La convention n’est alors qu’une fête qui célèbre le candidat du parti pour la course à la Maison Blanche. C’est le scénario classique.Continuons. Si la course est très serrée et que personne n’arrive à 1247 délégués avant la fin, que se passe-t-il ? On réunit la convention. Tout le monde vient. C’est un grand bazar. On vote une première fois (en fonction des résultats dans chacun des états) et on constate que la majorité absolue n’est pas atteinte. chemise ralph lauren pas cher
Et là…on ouvre les vannes. On commence à voter et à revoter, encore et encore, jusqu’à atteindre une majorité. Mais attention ! A partir de ce moment-là, les délégués ne sont plus tenus par leur vote ! Ils redeviennent libres ! On peut donc les retourner comme on veut ! Ça devient la foire aux voix dans une convention qui bascule dans l’hystérie totale.Le petit jeu peut durer des jours. En 1924 les démocrates avaient organisés 102 votes avant de trouver un candidat ! Une convention ouverte. On n’a pas vu ça depuis 1952, mais les Républicains en prennent le chemin.Autant dire que dans ce cas de figure, on deal ferme dans les coulisses. Ralph Lauren Femme pas cher On promet, on achète et on fait appel aux copains. C’est là que Cruz, le militant de toujours qui a des réseaux de fidélité dans tout le parti républicain se dit qu’il a un coup à jouer. Il saura retourner les délégués qui lui manqueront. Trump lui est extérieur au parti. Au fil d’une campagne très populiste où il tire parfois sur son propre camp, il est plus en plus détesté par les cadres du parti républicain. Libérés de leurs contraintes dans une convention ouverte, les délégués pourraient bien lui faire la peau. Cruz pourrait alors lui souffler la victoire. Ralph Lauren Tee Shirt pas cher
Trump serait arrivé en tête mais au final il perdrait.
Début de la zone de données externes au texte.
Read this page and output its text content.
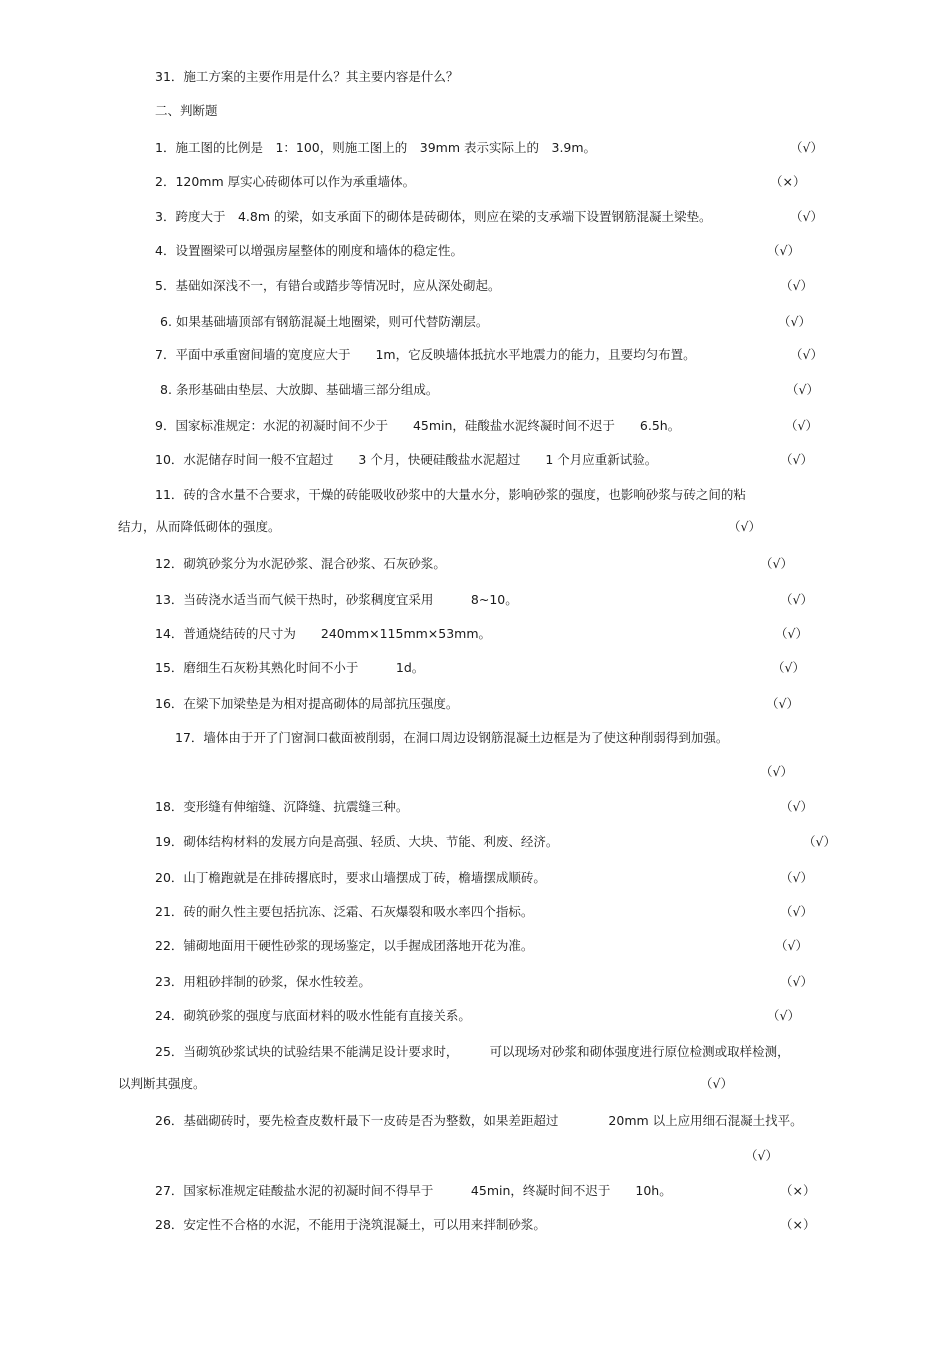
31．施工方案的主要作用是什么？其主要内容是什么？
二、判断题
1．施工图的比例是　1：100，则施工图上的　39mm 表示实际上的　3.9m。	（√）
2．120mm 厚实心砖砌体可以作为承重墙体。	（×）
3．跨度大于　4.8m 的梁，如支承面下的砌体是砖砌体，则应在梁的支承端下设置钢筋混凝土梁垫。	（√）
4．设置圈梁可以增强房屋整体的刚度和墙体的稳定性。	（√）
5．基础如深浅不一，有错台或踏步等情况时，应从深处砌起。	（√）
6. 如果基础墙顶部有钢筋混凝土地圈梁，则可代替防潮层。	（√）
7．平面中承重窗间墙的宽度应大于　　1m，它反映墙体抵抗水平地震力的能力，且要均匀布置。	（√）
8. 条形基础由垫层、大放脚、基础墙三部分组成。	（√）
9．国家标准规定：水泥的初凝时间不少于　　45min，硅酸盐水泥终凝时间不迟于　　6.5h。	（√）
10．水泥储存时间一般不宜超过　　3 个月，快硬硅酸盐水泥超过　　1 个月应重新试验。	（√）
11．砖的含水量不合要求，干燥的砖能吸收砂浆中的大量水分，影响砂浆的强度，也影响砂浆与砖之间的粘
结力，从而降低砌体的强度。	（√）
12．砌筑砂浆分为水泥砂浆、混合砂浆、石灰砂浆。	（√）
13．当砖浇水适当而气候干热时，砂浆稠度宜采用　　　8~10。	（√）
14．普通烧结砖的尺寸为　　240mm×115mm×53mm。	（√）
15．磨细生石灰粉其熟化时间不小于　　　1d。	（√）
16．在梁下加梁垫是为相对提高砌体的局部抗压强度。	（√）
17．墙体由于开了门窗洞口截面被削弱，在洞口周边设钢筋混凝土边框是为了使这种削弱得到加强。
（√）
18．变形缝有伸缩缝、沉降缝、抗震缝三种。	（√）
19．砌体结构材料的发展方向是高强、轻质、大块、节能、利废、经济。	（√）
20．山丁檐跑就是在排砖撂底时，要求山墙摆成丁砖，檐墙摆成顺砖。	（√）
21．砖的耐久性主要包括抗冻、泛霜、石灰爆裂和吸水率四个指标。	（√）
22．铺砌地面用干硬性砂浆的现场鉴定，以手握成团落地开花为准。	（√）
23．用粗砂拌制的砂浆，保水性较差。	（√）
24．砌筑砂浆的强度与底面材料的吸水性能有直接关系。	（√）
25．当砌筑砂浆试块的试验结果不能满足设计要求时，　　　可以现场对砂浆和砌体强度进行原位检测或取样检测，
以判断其强度。	（√）
26．基础砌砖时，要先检查皮数杆最下一皮砖是否为整数，如果差距超过　　　　20mm 以上应用细石混凝土找平。
（√）
27．国家标准规定硅酸盐水泥的初凝时间不得早于　　　45min，终凝时间不迟于　　10h。	（×）
28．安定性不合格的水泥，不能用于浇筑混凝土，可以用来拌制砂浆。	（×）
Un vrai cauchemar !La présidente brésilienne Dilma Rousseff a accusé mardi son vice-président Michel Temer d'être le "chef de la conspiration" visant à la destituer à quelques jours d'un vote très serré des députés sur son maintien au pouvoir.Mme Rousseff a rebondi sur l'incroyable maladresse de son vice-président qui a fait fuiter lundi "accidentellement" l'enregistrement d'un discours à la nation anticipant sa succession à l'impopulaire dirigeante de gauche."Nous vivons des moments étranges de coup d'Etat, de farce et de trahison", a contre-attaqué Mme Rousseff lors d'une cérémonie à Brasilia, qualifiant sans le nommer Michel Temer de "chef conspirateur"."Le masque des conspirateurs est tombé. Le Brésil et la démocratie ne méritent pas un telle farce. Ce geste révèle une trahison envers moi et la démocratie, preuve que ce chef conspirateur n'a pas d'engagement envers le peuple", a lancé Mme Rousseff, 68 ans.